Forex Trading Without a Trailing Stop Loss

Some traders sometimes do have the wrong belief that they are smart enough to trade without a stop loss. In the end, they would need nobody to tell them that they had taken the wrong steps in their trading decisions; the trade result would do the talking. Experience, they say, is the best teacher, but this is a case of learning the hard way. To prevent running into losses when trading, trailing stop loss is a more potent form of stop loss to use.

The fact that the trailing stop loss order shifts when the order starts to make profit as the market moves makes it an effective and useful means of ensuring profit on a trade whenever the condition permits it.

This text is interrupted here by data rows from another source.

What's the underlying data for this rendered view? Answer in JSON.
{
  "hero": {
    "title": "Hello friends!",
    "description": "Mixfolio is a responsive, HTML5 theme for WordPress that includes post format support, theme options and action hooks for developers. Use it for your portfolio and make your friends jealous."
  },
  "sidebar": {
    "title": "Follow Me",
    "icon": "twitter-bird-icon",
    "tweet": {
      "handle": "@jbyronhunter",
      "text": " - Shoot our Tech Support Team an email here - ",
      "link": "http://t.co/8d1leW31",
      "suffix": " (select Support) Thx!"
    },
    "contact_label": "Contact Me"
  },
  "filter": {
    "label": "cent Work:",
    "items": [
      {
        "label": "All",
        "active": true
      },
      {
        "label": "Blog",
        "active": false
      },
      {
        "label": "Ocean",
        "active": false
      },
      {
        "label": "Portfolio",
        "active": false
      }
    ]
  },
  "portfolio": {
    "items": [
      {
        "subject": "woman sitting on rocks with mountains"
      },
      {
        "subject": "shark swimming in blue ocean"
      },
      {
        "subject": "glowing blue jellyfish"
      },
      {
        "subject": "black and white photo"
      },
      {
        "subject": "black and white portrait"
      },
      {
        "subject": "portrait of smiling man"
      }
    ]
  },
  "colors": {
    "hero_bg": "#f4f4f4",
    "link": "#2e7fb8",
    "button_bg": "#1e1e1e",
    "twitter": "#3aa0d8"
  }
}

Whenever the market movements favor a trade position and profit is made, the trailing stop loss appreciates according to the magnitude of pips stipulated in the trailing stop rules. On the contrary, should the market go in undesired direction, the stop loss will remains at the point where it last trailed, and should the market price hit the stop loss, it will exit the trade automatically.

Trailing Stop Loss Example

Let us try making this more understandable with the aid of an example. Suppose a trader buys EUR/USD at 1.3000, and he placed his stop at 1.2800. Now, let us say that the market price appreciated by 100 points. Should the trader shift his stop loss to the breakeven point, the profits realized would serve as the risk of trading, and he would be able to ride the profits if there is to be further upward movements.

Trailing Stop Loss Protect Your Forex Profits

And as long as the market movements favor a trader and generate profit, there will be a continuous shift of the trailing stop loss in an effort to lock in profits as specified levels are attained by the market price. The trailing stop loss also regulate the extent of loss should there be a downturn in the market trend so that it does not leave the trader broke with his live account completely emptied of funds. Protection against and readiness for uncertainty in forex trading is one of the essential rules of forex. A trader must not let his guard down for losses. Survival in the forex market is somehow tied to how well a trader makes use of the trailing stop loss.